- The paper introduces TRACE, a framework that detects phase transitions where transformers shift from memorization to forming abstract semantic representations.
- It employs geometric measures, like intrinsic dimensionality and curvature, alongside linguistic probes to analyze model training dynamics.
- Findings reveal that transformer components, such as feed-forward networks and attention heads, play critical roles in stabilizing abstraction and syntactic alignment.
Understanding TRACE: A Framework for Semantic Representation Tracking
Introduction to TRACE
The paper "TRACE for Tracking the Emergence of Semantic Representations in Transformers" introduces TRACE, a diagnostic framework designed to analyze the emergence of abstraction in transformer models. This approach combines geometric, informational, and linguistic signals to detect phase transitions, which are crucial reorganization points in model training where transformers shift from memorizing input data to forming abstract representations. The study presents ABSynth, a novel synthetic corpus generation framework based on frame semantics, facilitating precise examination of how linguistic abstractions arise within transformer models.
TRACE identifies a characteristic pattern of phase transitions during training. These transitions are marked by clear geometric changes, including a rise followed by stabilization in intrinsic dimensionality and spikes in loss curvature. Such shifts are synchronized with improvements in syntactic and semantic accuracy. Key observations include:
- Dimensionality and Curvature Dynamics: As models train, intrinsic dimensionality initially increases as they accommodate entangled features, then stabilizes or decreases as abstraction phases emerge. Curvature dynamics show transient spikes, indicating phases of structural reorganization before the model settles into efficient generalization patterns.


Figure 1: Coordinated dynamics of Hessian Curvature Score (blue) and Average Intrinsic Dimension (red) across training steps for different model architectures.

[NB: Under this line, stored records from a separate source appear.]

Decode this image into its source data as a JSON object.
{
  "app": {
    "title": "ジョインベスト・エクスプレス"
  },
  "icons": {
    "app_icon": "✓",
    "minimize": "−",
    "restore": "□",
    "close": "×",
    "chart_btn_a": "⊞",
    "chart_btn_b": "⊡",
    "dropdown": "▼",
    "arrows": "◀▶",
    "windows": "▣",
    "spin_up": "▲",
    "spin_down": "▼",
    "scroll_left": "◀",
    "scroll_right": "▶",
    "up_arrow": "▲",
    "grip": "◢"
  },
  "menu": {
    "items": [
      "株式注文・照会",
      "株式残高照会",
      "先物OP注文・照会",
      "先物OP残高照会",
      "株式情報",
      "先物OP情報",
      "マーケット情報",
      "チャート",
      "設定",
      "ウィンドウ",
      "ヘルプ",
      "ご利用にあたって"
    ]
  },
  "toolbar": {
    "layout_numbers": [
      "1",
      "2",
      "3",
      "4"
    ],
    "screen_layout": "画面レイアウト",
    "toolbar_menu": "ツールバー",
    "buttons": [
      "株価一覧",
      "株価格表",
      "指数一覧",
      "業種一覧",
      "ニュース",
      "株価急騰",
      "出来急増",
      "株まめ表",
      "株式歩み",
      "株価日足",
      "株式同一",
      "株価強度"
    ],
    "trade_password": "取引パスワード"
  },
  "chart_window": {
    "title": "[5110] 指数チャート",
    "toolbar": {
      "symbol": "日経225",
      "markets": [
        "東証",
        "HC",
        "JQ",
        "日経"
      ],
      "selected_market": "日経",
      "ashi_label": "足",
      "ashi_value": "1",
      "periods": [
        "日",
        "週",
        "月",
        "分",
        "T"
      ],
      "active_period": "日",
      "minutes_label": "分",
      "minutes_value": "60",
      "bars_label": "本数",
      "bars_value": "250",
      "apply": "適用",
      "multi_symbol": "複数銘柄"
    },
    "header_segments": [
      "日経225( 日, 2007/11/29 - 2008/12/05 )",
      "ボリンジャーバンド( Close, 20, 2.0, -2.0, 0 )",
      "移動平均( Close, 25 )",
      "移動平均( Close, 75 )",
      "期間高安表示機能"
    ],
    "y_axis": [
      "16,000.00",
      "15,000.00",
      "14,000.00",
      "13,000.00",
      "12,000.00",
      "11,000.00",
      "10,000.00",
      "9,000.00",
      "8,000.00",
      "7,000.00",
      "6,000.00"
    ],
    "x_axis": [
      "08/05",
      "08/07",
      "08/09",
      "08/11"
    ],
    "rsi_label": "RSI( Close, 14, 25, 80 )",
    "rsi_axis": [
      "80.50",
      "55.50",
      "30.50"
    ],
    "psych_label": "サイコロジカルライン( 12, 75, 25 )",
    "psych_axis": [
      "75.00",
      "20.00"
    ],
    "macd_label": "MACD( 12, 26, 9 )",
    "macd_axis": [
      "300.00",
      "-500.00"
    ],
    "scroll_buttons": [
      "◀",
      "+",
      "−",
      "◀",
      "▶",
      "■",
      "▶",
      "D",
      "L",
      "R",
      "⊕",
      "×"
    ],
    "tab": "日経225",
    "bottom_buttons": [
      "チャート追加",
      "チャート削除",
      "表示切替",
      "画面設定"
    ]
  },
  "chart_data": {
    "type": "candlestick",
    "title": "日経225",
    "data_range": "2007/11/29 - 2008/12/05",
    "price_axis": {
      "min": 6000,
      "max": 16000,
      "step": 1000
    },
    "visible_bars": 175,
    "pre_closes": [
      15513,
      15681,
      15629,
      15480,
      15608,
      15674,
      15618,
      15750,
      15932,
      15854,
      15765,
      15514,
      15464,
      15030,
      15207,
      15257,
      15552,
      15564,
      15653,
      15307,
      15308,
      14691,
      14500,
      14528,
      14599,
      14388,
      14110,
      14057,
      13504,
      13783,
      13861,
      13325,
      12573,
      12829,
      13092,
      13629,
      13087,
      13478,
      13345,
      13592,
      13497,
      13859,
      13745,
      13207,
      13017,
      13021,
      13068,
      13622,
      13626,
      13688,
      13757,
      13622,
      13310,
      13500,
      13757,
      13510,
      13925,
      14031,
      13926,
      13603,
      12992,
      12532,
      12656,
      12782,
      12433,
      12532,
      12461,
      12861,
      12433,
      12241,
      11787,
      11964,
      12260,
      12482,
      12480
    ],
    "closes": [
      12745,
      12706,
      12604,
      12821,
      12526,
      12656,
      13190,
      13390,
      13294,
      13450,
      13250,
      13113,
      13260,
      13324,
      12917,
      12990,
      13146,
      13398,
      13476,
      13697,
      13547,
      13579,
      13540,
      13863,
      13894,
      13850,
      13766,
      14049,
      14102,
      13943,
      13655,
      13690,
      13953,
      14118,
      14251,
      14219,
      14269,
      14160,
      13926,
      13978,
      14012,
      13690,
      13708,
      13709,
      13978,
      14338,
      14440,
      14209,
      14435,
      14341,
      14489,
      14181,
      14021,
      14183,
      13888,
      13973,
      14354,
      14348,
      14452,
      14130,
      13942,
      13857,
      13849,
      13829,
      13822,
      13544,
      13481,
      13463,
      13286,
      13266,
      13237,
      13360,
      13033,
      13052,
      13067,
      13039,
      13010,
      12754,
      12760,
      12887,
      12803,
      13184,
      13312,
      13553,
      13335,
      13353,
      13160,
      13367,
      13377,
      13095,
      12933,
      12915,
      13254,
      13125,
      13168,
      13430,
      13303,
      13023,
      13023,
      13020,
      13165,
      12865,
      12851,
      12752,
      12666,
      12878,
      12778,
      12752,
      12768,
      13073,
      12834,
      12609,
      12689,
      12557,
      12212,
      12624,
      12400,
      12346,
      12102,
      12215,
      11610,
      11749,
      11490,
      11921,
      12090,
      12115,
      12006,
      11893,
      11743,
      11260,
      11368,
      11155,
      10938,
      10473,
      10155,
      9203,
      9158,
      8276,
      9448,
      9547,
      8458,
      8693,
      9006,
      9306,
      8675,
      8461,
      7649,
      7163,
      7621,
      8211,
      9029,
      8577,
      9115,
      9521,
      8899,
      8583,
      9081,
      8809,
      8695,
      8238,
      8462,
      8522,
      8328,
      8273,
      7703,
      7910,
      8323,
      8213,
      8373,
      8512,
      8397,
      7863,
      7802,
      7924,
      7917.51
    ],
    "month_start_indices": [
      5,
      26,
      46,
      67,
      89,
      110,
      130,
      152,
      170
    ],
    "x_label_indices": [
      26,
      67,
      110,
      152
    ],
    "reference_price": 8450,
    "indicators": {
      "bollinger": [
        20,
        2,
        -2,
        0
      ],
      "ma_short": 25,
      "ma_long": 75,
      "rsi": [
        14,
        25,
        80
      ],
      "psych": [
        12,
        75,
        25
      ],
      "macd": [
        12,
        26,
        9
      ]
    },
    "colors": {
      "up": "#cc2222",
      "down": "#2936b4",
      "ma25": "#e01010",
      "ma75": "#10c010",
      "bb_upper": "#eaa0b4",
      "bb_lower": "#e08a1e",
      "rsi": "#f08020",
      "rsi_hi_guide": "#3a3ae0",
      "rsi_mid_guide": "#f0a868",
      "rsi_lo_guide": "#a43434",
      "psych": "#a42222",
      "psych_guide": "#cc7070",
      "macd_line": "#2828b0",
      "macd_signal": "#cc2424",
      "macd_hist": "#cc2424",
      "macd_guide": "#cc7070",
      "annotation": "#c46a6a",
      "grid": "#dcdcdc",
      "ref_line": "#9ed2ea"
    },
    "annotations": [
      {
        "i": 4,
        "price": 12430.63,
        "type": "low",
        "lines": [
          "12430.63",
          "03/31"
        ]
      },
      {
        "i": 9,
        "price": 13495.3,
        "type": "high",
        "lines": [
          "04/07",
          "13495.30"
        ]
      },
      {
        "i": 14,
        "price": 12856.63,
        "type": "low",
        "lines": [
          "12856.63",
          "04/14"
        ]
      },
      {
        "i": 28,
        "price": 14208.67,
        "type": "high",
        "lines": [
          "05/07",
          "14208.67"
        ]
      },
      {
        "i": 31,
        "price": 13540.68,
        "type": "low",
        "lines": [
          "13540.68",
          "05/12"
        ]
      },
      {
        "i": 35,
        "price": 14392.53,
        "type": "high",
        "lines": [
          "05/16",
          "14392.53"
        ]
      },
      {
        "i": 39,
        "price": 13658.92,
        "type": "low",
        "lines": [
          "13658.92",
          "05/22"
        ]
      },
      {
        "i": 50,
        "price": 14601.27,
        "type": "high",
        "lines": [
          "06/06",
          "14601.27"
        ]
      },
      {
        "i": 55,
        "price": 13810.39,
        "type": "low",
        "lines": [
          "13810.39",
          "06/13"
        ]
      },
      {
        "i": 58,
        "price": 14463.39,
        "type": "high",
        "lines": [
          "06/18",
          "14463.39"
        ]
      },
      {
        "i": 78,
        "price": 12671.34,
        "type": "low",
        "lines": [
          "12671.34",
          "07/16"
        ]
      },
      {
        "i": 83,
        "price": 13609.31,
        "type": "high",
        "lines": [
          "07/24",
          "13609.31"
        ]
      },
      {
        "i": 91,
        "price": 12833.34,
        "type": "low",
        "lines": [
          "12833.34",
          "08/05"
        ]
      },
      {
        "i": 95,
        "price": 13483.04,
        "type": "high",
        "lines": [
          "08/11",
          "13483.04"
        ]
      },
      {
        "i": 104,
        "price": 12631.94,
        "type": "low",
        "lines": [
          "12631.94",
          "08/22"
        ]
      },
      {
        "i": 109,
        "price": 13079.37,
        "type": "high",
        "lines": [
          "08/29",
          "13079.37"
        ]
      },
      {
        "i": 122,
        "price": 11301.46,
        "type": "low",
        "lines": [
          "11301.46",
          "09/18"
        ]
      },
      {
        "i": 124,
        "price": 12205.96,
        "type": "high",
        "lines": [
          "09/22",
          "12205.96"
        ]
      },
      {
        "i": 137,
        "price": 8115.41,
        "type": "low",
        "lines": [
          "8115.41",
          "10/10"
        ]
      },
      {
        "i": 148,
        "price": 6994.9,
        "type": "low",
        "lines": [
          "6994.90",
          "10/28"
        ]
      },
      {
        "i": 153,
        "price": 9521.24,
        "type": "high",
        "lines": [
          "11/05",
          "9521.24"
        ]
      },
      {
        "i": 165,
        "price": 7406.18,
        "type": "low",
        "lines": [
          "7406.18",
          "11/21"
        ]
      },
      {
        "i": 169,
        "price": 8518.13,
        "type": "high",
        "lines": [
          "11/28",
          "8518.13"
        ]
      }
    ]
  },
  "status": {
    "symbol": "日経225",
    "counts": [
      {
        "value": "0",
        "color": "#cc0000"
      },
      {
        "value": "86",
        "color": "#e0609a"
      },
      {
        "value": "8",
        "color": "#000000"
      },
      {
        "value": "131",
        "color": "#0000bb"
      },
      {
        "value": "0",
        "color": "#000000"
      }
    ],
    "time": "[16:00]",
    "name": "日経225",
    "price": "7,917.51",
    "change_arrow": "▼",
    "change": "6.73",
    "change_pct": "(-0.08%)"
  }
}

Architectural Influence on Abstraction
The paper examines how architectural modifications affect abstraction dynamics. Ablations of key transformer components such as feed-forward networks and attention heads provide insights into their roles:
- Feed-Forward Networks: Their removal results in increased curvature volatility and persistent oscillations in medium and small models, underscoring their role in smoothing optimization and supporting stable abstract representation development.
- Attention Heads: Reducing attention heads impacts models differently; smaller models experience delayed phase transitions and lower representational complexity, whereas larger models maintain abstraction capacity with minor stability trade-offs.
Linguistic Emerging Patterns
Linguistic alignment with geometric shifts reveals how semantic and syntactic categories emerge:
ABSynth provides the synthetic corpus used to avoid natural data confounds, enabling the precise tracking of linguistic abstractions via controlled complexity and transparent annotation.
- Mutual Information Instability: Although theoretically insightful, mutual information failed to consistently mark phase transitions due to its volatility and lack of alignment with other measurable signals.
Figure 3: Overview of the TRACE framework integrating various monitoring aspects, including intrinsic dimensionality, spectral curvature, and linguistic alignment.
Conclusion and Implications
TRACE advances understanding of abstraction emergence in LLMs, offering a principled approach to diagnosing phase transitions. The insights gained can inform the design of more interpretive, efficient, and generalizable LLMs, potentially transforming LM development strategies. Future exploration may involve extending TRACE to real-world data scenarios and integrating it with mechanistic interpretability tools.
The presented framework provides a robust basis for future analysis of LLMs, particularly in contexts requiring detailed interpretability and phase transition detection for enhanced training efficiency.